It’s been a while since we’ve written about NewsOK’s Dave Morris. Back in our early days, the guy was always good for a cheap punchline or two. He had all the qualifications. He played keyboard in a cheesy rock band, took pics like the one above, and pees sitting down. He also had a hot wife. Basically, he offered an unlimited supply of TLO-worthy material. He was like Christina Fallin, only without the pink hair and an even longer face.
As the years have passed, we gradually quit writing about “Know Your Mo.” I chalk this up to him being out of sight and out of mind. You see, a few years ago I finally installed Flash Block on my web browser. This means I no longer see Dave in those annoying NewsOK’s auto-play videos that accompany every article and alert your co-workers that you’re goofing off on the Internet. Those videos are only cool when Jennifer Wardlow tells you about a bank robbery on the southside from a really odd camera angle. Or when this happens.
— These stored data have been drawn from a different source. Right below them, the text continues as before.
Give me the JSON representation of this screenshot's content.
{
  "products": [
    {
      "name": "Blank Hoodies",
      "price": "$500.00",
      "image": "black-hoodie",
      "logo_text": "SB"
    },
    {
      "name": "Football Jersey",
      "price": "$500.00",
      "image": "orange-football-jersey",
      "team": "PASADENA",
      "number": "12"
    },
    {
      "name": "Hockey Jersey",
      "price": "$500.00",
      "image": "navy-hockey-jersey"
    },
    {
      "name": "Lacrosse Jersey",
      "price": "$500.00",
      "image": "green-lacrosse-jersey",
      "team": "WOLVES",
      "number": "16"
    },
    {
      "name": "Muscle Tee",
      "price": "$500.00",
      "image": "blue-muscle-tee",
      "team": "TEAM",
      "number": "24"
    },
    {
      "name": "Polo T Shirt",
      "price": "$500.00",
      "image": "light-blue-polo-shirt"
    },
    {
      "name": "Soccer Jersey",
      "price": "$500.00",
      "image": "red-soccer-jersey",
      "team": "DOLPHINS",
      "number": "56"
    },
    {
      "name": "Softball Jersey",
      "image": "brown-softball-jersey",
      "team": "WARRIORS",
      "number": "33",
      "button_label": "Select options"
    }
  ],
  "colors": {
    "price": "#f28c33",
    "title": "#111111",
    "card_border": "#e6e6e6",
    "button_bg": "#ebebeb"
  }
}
Another reason we quit writing about Dave is that he’s actually a nice guy. I’ve met him a few times and he hasn’t tried to beat me up once! On the other hand, his hot wife was terrifying. The one time I met her I thought she was going to grow wolverine claws and tear out my soul. She told me I was a terrible person, the scum of the earth and dirtier than AIDS. At least I think that’s what she said. I was too distracted by at her perky breasts.
Anyway, apparently Dave and Hotzilla divorced over the summer. I learned about this a couple of weeks ago when a high level Ogle Mole informed me that Dave is now dating this local media hottie:
Yep, Dave Morris and Channel 25′s Jaime Cerreta are now an item. Mike Stoops is going to be pissed.
Anyway, I’m not 100% sure what to think about this. They kind of seem like an odd couple, but then again, I can totally see them watching Cougar Town together while eating Buy For Less sushi. I guess we should take the high road and be happy for the couple, although I’m going to feel really guilty the next time Jaime tries to seduce me at Edna’s.
Just kidding. I won’t. Once again, I’m just trying to take the high road.